United Kingdom will send an additional 125 soldiers to train troops of Iraqi Armed Forces 10806152

Defence & Security News - United Kingdom
 
United Kingdom will send an additional 125 soldiers to train troops of Iraqi Armed Forces.
The United Kingdom will send an additional 125 military trainers to Iraq to counter the rising threat from the Islamic State, Prime Minister David Cameron said Sunday, June 7, 2015, at the G-7 summit. The British Prime Minister's office said the military personnel were being provided at the request of Iraqi Prime Minister Haider al-Abadi. They will chiefly help Iraqi forces learn how to deal with improvised explosive devices, or IEDs.
     
The United Kingdom will send an additional 125 military trainers to Iraq to counter the rising threat from the Islamic State, Prime Minister David Cameron said Sunday, June 7, 2015, at the G-7 summit. The British Prime Minister's office said the military personnel were being provided at the request of Iraqi Prime Minister Haider al-Abadi. They will chiefly help Iraqi forces learn how to deal with improvised explosive devices, or IEDs. An eight man team from the British Army, taught senior non-commissioned officers, through to the highest rank of Captain from the Iraq Army. By the end of there training, they will able to go back and teach in a military academy similar to Sandhurst.
     
The extra soldiers to train Iraq's military bring the total number of British troops operating there to around 200. The United States has about 3,000 troops in Iraq, and about 650 of them are military advisers and trainers.
 

In March, several dozen British troops were sent to the region to train Kurdish fighters who are battling the Islamic State, also known as ISIL or ISIS.

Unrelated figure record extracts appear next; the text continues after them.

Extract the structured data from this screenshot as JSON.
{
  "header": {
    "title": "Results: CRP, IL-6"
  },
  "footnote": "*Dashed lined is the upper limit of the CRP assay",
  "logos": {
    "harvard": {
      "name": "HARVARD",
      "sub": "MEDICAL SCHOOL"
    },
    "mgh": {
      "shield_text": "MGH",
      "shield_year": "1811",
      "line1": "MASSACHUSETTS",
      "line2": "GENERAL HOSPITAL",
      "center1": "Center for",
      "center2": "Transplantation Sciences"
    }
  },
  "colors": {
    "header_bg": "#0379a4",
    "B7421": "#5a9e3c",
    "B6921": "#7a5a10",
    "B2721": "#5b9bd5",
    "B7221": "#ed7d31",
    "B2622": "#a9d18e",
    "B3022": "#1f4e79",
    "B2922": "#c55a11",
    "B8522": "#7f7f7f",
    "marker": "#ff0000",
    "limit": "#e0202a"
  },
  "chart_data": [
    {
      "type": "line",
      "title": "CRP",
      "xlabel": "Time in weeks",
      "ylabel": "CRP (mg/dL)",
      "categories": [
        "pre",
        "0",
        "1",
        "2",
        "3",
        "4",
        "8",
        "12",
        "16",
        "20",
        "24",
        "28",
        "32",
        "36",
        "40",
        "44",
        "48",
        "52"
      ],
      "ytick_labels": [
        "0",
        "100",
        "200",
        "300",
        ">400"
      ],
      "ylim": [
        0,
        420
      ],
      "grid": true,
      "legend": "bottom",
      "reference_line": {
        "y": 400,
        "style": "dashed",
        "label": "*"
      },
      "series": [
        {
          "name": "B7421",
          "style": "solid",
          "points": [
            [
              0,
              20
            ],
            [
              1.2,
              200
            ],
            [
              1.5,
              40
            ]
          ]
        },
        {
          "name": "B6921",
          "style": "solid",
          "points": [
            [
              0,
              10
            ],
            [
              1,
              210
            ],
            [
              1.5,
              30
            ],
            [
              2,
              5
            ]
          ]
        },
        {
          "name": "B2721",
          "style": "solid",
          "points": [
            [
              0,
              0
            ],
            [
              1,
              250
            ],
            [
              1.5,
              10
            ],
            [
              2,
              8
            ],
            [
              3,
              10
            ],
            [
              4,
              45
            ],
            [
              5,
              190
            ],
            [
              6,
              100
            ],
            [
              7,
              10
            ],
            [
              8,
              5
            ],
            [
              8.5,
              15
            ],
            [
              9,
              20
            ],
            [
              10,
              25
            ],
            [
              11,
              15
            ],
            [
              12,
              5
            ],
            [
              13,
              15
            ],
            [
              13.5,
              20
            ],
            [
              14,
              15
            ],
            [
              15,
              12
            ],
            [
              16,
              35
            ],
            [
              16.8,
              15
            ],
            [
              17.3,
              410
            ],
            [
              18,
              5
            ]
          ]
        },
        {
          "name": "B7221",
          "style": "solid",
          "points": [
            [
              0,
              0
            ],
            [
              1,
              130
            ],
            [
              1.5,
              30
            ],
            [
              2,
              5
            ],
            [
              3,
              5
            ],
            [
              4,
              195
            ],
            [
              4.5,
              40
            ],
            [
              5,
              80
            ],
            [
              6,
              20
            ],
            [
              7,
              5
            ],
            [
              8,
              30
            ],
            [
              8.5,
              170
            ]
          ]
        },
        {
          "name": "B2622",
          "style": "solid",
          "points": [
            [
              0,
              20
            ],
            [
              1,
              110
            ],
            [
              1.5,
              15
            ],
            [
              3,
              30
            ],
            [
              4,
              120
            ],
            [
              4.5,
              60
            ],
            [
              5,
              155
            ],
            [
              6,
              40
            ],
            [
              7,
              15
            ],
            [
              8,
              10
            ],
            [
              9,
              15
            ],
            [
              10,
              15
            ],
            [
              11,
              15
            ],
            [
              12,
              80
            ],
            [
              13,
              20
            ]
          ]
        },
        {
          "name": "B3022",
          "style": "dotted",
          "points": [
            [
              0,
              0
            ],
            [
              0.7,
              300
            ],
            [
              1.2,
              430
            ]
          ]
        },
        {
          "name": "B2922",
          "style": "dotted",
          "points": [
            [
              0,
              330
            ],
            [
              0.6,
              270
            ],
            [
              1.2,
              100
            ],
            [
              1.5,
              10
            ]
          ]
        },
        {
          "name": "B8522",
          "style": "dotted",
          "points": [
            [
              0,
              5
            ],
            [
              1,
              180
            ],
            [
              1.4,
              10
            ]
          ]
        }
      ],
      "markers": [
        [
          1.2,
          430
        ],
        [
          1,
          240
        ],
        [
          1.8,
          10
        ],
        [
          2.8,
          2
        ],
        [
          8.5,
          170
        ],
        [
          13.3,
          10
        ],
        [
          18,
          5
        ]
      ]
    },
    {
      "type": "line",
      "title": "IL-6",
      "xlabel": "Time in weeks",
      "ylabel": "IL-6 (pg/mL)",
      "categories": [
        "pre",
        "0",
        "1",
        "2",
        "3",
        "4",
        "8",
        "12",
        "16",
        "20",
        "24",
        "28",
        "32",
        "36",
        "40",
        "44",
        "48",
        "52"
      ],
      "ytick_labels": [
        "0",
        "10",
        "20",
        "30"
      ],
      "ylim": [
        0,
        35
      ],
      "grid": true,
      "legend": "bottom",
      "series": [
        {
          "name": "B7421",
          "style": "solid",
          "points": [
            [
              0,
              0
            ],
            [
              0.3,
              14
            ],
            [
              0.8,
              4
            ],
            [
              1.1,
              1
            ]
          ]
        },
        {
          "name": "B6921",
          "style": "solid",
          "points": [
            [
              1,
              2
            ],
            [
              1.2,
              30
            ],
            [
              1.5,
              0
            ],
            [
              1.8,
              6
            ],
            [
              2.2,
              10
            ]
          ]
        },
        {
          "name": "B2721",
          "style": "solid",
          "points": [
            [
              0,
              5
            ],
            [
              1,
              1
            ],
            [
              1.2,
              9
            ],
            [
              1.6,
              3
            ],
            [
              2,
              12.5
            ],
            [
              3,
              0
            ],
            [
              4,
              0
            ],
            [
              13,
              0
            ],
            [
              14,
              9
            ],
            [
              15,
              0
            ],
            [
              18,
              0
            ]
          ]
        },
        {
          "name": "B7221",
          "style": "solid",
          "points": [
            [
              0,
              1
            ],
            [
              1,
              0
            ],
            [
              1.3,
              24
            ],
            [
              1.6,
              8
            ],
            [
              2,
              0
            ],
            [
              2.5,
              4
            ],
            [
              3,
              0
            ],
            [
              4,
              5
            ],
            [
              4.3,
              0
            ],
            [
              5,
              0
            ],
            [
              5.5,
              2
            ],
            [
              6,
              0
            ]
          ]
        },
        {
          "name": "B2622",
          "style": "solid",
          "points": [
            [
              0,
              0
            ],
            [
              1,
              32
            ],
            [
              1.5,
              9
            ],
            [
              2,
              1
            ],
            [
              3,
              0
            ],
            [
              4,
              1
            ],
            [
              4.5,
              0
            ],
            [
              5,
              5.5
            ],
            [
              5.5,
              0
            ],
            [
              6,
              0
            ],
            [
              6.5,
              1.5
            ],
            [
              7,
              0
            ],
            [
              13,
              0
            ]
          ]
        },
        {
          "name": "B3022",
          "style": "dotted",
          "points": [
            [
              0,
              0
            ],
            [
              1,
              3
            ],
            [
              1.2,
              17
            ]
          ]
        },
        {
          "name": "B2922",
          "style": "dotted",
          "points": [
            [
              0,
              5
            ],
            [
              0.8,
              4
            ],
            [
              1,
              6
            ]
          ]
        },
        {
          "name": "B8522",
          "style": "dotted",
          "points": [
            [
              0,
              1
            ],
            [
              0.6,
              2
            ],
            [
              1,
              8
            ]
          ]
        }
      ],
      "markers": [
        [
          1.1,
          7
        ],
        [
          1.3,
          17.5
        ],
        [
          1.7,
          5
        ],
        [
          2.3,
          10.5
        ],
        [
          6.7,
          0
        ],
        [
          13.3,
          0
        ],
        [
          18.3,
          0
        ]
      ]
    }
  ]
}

On Sunday, Cameron described ISIL as the "biggest threat" being discussed at the two-day summit of the Group of Seven major industrial powers meeting in Germany.

Following the 2003 war in Iraq, Britain withdrew the last of its forces from the country in 2011.

The development comes ahead of separate meetings here Monday with Al-Abadi, Cameron and President Barack Obama.

Cameron and Obama spoke briefly Sunday on the sidelines of the summit, and Obama appeared to indicate that he and Cameron would later talk about what's working to help defeat the Islamic State fighters. Obama said terrorism-related issues in Libya and Nigeria would also be discussed.